“Hero Mode Refactoring” AKA Enemy Of Brown Field Development


What do I mean by “Hero Mode Refactoring”?  We’ve all worked with code that wasn’t easily made testable. Most of the time we see a big ball of mud and have no idea where to begin. Sometimes however we have an epiphany, a _great_idea_ , a “cold fusion” moment (that ends up being poignant in so many ways). 

Filled with the excitement of our vision we dive head long into our work, replacing concrete classes with interfaces, removing big swaths of redundant code, and in general making changes you should only make with a an already unit tested code base.  Before we know it, 5 things are broken in weird ways, and it now takes us days of manual verification to figure out what works and what doesn’t.  That is hero mode refactoring at its best.

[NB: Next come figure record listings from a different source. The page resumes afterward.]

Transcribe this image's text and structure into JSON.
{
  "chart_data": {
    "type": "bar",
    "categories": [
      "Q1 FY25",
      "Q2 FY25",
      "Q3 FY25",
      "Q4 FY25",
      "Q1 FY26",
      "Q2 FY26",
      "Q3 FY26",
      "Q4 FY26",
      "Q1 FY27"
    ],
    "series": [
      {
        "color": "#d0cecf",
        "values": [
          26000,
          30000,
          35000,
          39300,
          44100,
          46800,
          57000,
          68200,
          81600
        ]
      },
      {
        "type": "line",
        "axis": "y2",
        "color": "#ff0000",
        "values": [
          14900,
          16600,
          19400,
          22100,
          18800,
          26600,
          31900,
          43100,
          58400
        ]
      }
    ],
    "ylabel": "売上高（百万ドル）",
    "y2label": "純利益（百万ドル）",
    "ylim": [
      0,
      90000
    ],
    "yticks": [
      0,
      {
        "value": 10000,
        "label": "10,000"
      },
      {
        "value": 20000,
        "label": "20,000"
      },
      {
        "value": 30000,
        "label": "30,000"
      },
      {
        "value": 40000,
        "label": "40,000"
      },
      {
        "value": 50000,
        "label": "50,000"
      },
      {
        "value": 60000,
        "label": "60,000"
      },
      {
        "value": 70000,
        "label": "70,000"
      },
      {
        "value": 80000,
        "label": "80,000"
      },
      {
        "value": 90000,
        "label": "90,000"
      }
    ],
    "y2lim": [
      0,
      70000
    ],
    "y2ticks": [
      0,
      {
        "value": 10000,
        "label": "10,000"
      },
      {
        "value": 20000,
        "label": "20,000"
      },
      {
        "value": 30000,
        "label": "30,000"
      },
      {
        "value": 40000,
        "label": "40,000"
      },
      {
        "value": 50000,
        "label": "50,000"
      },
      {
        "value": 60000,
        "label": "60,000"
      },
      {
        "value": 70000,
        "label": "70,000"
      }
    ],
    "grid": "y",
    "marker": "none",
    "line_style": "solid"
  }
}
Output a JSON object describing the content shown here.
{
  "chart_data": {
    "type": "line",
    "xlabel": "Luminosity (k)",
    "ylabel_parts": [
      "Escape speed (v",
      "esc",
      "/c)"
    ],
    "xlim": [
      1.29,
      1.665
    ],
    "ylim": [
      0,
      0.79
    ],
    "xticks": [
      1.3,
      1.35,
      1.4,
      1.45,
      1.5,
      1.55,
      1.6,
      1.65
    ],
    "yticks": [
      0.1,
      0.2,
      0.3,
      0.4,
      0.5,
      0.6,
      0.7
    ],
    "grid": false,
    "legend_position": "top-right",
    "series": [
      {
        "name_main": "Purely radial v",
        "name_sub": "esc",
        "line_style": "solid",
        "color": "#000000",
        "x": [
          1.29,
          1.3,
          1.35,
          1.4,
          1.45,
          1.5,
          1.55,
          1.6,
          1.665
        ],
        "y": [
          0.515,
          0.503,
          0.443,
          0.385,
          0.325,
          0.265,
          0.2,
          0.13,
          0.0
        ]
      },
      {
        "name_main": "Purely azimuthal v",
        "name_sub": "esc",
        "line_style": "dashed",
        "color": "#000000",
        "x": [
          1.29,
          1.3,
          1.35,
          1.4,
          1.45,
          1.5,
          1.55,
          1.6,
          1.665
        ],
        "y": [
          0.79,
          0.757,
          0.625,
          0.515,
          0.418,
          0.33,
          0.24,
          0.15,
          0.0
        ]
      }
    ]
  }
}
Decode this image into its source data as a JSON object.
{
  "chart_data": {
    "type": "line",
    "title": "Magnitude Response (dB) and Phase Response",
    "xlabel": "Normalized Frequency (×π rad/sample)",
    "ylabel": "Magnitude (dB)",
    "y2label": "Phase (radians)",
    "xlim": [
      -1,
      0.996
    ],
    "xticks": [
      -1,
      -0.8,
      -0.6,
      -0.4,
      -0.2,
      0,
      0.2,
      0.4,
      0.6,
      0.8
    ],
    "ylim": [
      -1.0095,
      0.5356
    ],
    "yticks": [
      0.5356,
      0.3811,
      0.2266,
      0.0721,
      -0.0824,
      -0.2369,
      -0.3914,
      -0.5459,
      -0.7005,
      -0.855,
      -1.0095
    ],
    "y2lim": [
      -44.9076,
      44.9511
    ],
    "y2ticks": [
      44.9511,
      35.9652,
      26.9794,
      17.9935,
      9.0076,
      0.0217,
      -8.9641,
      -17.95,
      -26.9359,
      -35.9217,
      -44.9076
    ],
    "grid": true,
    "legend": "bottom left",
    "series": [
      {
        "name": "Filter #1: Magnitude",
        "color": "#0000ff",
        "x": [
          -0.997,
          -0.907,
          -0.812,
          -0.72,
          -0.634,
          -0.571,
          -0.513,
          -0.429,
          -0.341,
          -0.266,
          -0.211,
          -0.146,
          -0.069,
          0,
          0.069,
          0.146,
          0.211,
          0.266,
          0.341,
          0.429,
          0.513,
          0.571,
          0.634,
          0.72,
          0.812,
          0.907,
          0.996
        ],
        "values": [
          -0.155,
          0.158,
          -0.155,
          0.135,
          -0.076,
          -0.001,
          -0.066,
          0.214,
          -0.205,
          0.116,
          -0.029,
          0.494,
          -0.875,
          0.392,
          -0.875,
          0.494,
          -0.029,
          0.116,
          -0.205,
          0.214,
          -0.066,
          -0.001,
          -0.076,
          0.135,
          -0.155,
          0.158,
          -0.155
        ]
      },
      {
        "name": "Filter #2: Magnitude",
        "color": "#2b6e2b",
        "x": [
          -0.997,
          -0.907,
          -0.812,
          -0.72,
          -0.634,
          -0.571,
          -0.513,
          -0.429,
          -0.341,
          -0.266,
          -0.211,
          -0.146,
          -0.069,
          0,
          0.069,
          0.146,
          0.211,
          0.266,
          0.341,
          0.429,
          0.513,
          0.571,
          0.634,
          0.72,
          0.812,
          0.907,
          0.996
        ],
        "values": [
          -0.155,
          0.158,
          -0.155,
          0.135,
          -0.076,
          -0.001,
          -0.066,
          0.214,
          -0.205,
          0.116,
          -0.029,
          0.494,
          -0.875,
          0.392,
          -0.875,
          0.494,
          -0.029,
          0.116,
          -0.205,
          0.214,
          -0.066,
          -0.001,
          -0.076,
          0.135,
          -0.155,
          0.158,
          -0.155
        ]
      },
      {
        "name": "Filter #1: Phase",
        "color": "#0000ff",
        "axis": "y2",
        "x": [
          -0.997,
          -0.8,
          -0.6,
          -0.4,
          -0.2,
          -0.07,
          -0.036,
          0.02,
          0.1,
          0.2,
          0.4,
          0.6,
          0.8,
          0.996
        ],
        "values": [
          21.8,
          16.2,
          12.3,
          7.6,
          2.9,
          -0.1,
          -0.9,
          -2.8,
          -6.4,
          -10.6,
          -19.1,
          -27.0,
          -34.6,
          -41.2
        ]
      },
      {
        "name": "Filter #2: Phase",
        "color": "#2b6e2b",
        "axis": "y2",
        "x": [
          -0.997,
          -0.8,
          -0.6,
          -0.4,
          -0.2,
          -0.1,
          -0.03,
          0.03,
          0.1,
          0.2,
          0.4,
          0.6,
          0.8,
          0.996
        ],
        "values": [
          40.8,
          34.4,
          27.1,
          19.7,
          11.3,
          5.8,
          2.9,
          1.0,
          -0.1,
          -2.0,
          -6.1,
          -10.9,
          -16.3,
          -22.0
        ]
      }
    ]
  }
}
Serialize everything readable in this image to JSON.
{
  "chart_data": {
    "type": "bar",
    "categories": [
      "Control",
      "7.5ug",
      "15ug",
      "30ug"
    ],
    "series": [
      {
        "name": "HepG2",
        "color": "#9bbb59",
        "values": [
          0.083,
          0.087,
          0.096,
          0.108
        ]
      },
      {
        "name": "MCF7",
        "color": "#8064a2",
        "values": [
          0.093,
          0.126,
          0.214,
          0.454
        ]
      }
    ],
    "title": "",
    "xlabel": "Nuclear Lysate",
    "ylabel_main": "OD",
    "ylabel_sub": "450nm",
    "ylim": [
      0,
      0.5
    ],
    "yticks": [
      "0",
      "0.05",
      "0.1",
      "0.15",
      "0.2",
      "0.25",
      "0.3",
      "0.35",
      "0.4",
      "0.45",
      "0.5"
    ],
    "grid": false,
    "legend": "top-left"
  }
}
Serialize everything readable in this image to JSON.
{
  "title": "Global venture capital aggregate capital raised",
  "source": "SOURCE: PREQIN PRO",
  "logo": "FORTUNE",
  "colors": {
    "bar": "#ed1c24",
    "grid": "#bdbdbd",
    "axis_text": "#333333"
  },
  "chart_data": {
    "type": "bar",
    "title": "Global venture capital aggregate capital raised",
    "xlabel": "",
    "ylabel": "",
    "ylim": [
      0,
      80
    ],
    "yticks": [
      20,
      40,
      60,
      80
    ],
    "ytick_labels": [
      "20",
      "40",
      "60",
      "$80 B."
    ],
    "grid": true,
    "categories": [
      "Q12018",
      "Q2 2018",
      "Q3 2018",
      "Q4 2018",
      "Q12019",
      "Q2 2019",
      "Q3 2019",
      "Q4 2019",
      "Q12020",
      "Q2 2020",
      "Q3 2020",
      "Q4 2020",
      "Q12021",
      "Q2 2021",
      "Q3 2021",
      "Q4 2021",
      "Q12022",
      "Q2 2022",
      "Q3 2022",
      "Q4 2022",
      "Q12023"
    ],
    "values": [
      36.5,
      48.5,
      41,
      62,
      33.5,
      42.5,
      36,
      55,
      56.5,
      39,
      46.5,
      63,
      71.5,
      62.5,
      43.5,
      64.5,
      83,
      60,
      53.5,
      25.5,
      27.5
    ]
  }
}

This situation reminds me a great deal of the difficulties I had with getting back in shape. I was a pretty decent athlete in my college days, but the real world had other ideas. Years later I tried to get back in shape several times, each time I tried my hardest right off the bat, and most of the time got injured in the process.  It wasn’t until age had given me some patience that I was able to actually get back in the gym in a consistent way. I had to work on the areas I could handle in a gradual way, instead of going 100% day 1.  I wasted years trying to get to 19 year old me in a month, but it only took me 6 months going the gradual way to be in decent shape.

So too our codebases will behave if we try and go full out on day 1. That code didn’t get that way overnight, and usually cannot be fixed overnight.  Take a “siege” mentality into your code maintenance and realize this is a battle best fought gradually.